Es que cuando alguien se aboca al estudio sistemático de aquellos cuarenta años, como vimos tan exitosos, y analiza con cierto detalle y profundidad lo que hacían, escribían, enunciaban, proponían o debatían los dirigentes de entonces, pocas veces un historiador se encontrará con una expresión de tanta violencia, verbal pero también física, y con una dirigencia y una sociedad tan ferozmente divididas. Y por sobre todo y lo que sin duda constituía su peor característica, tan fácilmente dispuesta a verter la sangre de sus adversarios en los enfrentamientos que generaban. Esto lo prueban hechos absolutamente objetivos como el fallido levantamiento de Buenos Aires en 1874 frente a la elección de Avellaneda, los tan feroces combates de 1880 a los que dio lugar la elección presidencial de Julio A. Roca y que finalizaron como se sabe con la federalización de Buenos Aires y su amputación de la Provincia (¡combates en los que se habla de 3000 bajas en un país de escasos 2,5 millones de habitantes!), la Revolución del Parque de 1890 contra el régimen de Juarez Celman que, entre otras cosas, da nacimiento a la Unión Cívica Radical y en la que, también en la época, se hablaba de que se habrían contabilizado más de mil muertos… Y para completar esta larga lista de levantamientos armados debemos sumar las dos revoluciones radicales posteriores, de 1893 y 1905, que como vemos, sistemática y periódicamente conmovían al país durante esos cuarenta años de marcha hacia el progreso..
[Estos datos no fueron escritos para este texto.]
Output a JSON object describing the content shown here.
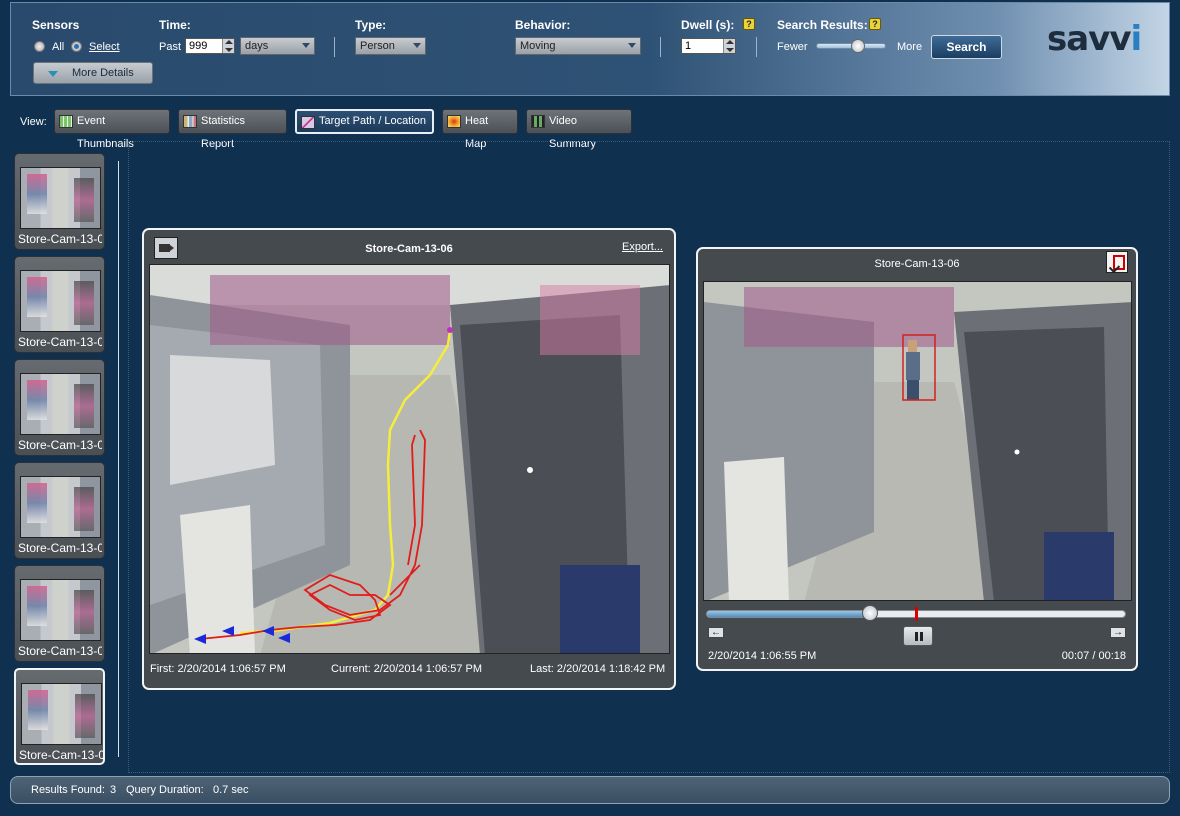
{
  "toolbar": {
    "sensors": {
      "label": "Sensors",
      "opt_all": "All",
      "opt_select": "Select"
    },
    "time": {
      "label": "Time:",
      "past": "Past",
      "value": "999",
      "unit": "days"
    },
    "type": {
      "label": "Type:",
      "value": "Person"
    },
    "behavior": {
      "label": "Behavior:",
      "value": "Moving"
    },
    "dwell": {
      "label": "Dwell (s):",
      "value": "1",
      "help": "?"
    },
    "results": {
      "label": "Search Results:",
      "fewer": "Fewer",
      "more": "More",
      "help": "?",
      "slider_level": 0.6
    },
    "search_label": "Search",
    "more_details": "More Details",
    "logo_a": "savv",
    "logo_b": "i"
  },
  "view": {
    "label": "View:",
    "buttons": [
      {
        "label": "Event Thumbnails",
        "color": "#7cc46a"
      },
      {
        "label": "Statistics Report",
        "color": "#c9b47a"
      },
      {
        "label": "Target Path / Location",
        "color": "#d9c8e8"
      },
      {
        "label": "Heat Map",
        "color": "#f0a22a"
      },
      {
        "label": "Video Summary",
        "color": "#3b6a3b"
      }
    ],
    "active_index": 2
  },
  "thumbnails": [
    {
      "label": "Store-Cam-13-0"
    },
    {
      "label": "Store-Cam-13-0"
    },
    {
      "label": "Store-Cam-13-0"
    },
    {
      "label": "Store-Cam-13-0"
    },
    {
      "label": "Store-Cam-13-0"
    },
    {
      "label": "Store-Cam-13-0"
    }
  ],
  "selected_thumbnail": 5,
  "main_panel": {
    "title": "Store-Cam-13-06",
    "export": "Export...",
    "first": "First:  2/20/2014 1:06:57 PM",
    "current": "Current:  2/20/2014 1:06:57 PM",
    "last": "Last:  2/20/2014 1:18:42 PM"
  },
  "player_panel": {
    "title": "Store-Cam-13-06",
    "timestamp": "2/20/2014 1:06:55 PM",
    "elapsed": "00:07 / 00:18",
    "progress": 0.39,
    "marker": 0.5
  },
  "status": {
    "results_label": "Results Found:",
    "results_value": "3",
    "duration_label": "Query Duration:",
    "duration_value": "0.7 sec"
  },
  "colors": {
    "path_yellow": "#f4ee3a",
    "path_red": "#e21b1b",
    "path_blue": "#1a2ad8"
  }
}
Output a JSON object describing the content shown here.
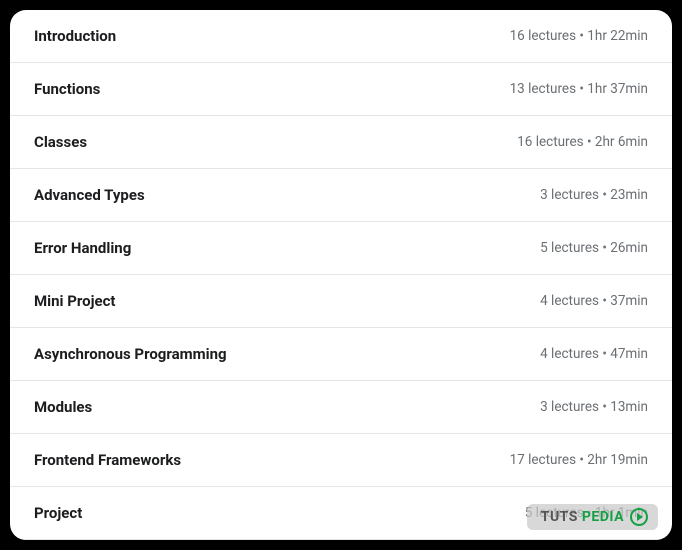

Lo anteriormente descripto se planteaba durante ese período a nivel nacional, pero a nivel provincial los hechos eran, si no tan dramáticos, igualmente complejos. No pasaba un año sin que se produjera una revolución en alguna provincia, revueltas más o menos sangrientas, a veces exitosas, a veces reprimidas por fuerzas propias o del Gobierno central. Y a eso se sumaban las intervenciones federales sistemáticas, generalmente decididas por decreto, que eran el arma característica de los presidentes contra las situaciones provinciales que no les eran adictas.
Hemos enumerado, como vemos, las turbulentas relaciones entre el oficialismo y la oposición. Pero en el seno del mismo oficialismo (el P.A.N., Partido Autonomista Nacional, que con el correr de los años daría origen al Partido Conservador) distaba de reinar la armonía. Son Julio A. Roca y Carlos Pellegrini quienes maniobrando hábilmente en el Congreso fuerzan la renuncia de Juarez Celman pese a que la revolución contra este ya había sido derrotada. Similares maniobras en su contra obligan a renunciar en 1894 a otro Presidente: Luis Saenz Peña. Y el Vicepresidente Figueroa Alcorta, en ejercicio de la Presidencia por fallecimiento de Manuel Quintana, debe cerrar el Congreso con la policía, gobernar por decreto, intervenir casi todas las provincias, para terminar, a través de estos métodos tan poco ortodoxos, con la influencia de Roca en el país y permitir el acceso de Roque Saenz Peña a la primera magistratura y por medio de su famosa ley oxigenar el clima político de la República.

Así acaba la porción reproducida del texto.